Son seul espoir réside alors en la perspicacité et la vélocité d'esprit du capitaine Duparc chargé de le défendre.



Un énième bouquin sur la grande guerre me direz-vous.

Nein !

Un contexte guerrier formidablement étayé, certes, mais avant tout le déroulé d'une enquête précise au suspense haletant.

A l'instar d'un bon vieux Columbo des familles, la sentence nous est balancée dès la toute première page mais peu n'importe, l'intérêt est ailleurs Scully.



Le dossier Jonas est lourd et complexe.

Balourd notoire ou simulateur de génie, la question se posera tout du long pour un lecteur abonné au cul entre deux chaises. Je préconise donc un long échauffement des petits, moyens et grands adducteurs avant d'entamer Tranchecaille, pensez-y.

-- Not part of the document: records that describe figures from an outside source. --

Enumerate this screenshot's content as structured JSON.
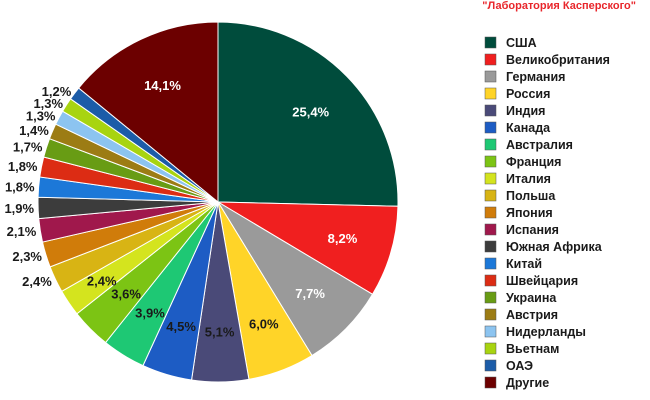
{
  "source_label": "\"Лаборатория Касперского\"",
  "chart_data": {
    "type": "pie",
    "legend_position": "right",
    "slices": [
      {
        "name": "США",
        "value": 25.4,
        "label": "25,4%",
        "color": "#004c3c"
      },
      {
        "name": "Великобритания",
        "value": 8.2,
        "label": "8,2%",
        "color": "#f01f1f"
      },
      {
        "name": "Германия",
        "value": 7.7,
        "label": "7,7%",
        "color": "#9a9a9a"
      },
      {
        "name": "Россия",
        "value": 6.0,
        "label": "6,0%",
        "color": "#ffd428"
      },
      {
        "name": "Индия",
        "value": 5.1,
        "label": "5,1%",
        "color": "#4a4a78"
      },
      {
        "name": "Канада",
        "value": 4.5,
        "label": "4,5%",
        "color": "#1d5cc4"
      },
      {
        "name": "Австралия",
        "value": 3.9,
        "label": "3,9%",
        "color": "#1ec874"
      },
      {
        "name": "Франция",
        "value": 3.6,
        "label": "3,6%",
        "color": "#7cc414"
      },
      {
        "name": "Италия",
        "value": 2.4,
        "label": "2,4%",
        "color": "#d4e41e"
      },
      {
        "name": "Польша",
        "value": 2.4,
        "label": "2,4%",
        "color": "#d8b414"
      },
      {
        "name": "Япония",
        "value": 2.3,
        "label": "2,3%",
        "color": "#d07c0a"
      },
      {
        "name": "Испания",
        "value": 2.1,
        "label": "2,1%",
        "color": "#a0184c"
      },
      {
        "name": "Южная Африка",
        "value": 1.9,
        "label": "1,9%",
        "color": "#3c3c3c"
      },
      {
        "name": "Китай",
        "value": 1.8,
        "label": "1,8%",
        "color": "#1c78d8"
      },
      {
        "name": "Швейцария",
        "value": 1.8,
        "label": "1,8%",
        "color": "#dc2c14"
      },
      {
        "name": "Украина",
        "value": 1.7,
        "label": "1,7%",
        "color": "#689c14"
      },
      {
        "name": "Австрия",
        "value": 1.4,
        "label": "1,4%",
        "color": "#9c7c14"
      },
      {
        "name": "Нидерланды",
        "value": 1.3,
        "label": "1,3%",
        "color": "#8cc4f0"
      },
      {
        "name": "Вьетнам",
        "value": 1.3,
        "label": "1,3%",
        "color": "#a8d410"
      },
      {
        "name": "ОАЭ",
        "value": 1.2,
        "label": "1,2%",
        "color": "#1c5ca8"
      },
      {
        "name": "Другие",
        "value": 14.1,
        "label": "14,1%",
        "color": "#6c0000"
      }
    ]
  }
}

Pécherot nous balade avec intelligence et sobriété tout en s'appuyant sur des faits historiques dantesques.

La condition des poilus en ces années de conflit nous donne une idée assez précise de l'enfer sur terre.



En construisant son récit comme un journal de bord compilant témoignages, courriers et interrogatoires, Pécherot nous plonge au coeur même de l'enquête tout en la rendant formidablement vivante.



Tranchecaille est assurément un grand bouquin noir à l'écriture hyper réaliste.

Vous savez ce qu'il vous reste à faire.



Et un, j'inspire et je fléchis, et deux, je garde le dos bien droit tout en maintenant les genoux à un angle approximatif de 90° perpendiculaire au méridien de Greenwich avant d'expirer, sans postillonner, durant la remontée.

Pas d'impasse sur l'échauffement, au risque de me répéter...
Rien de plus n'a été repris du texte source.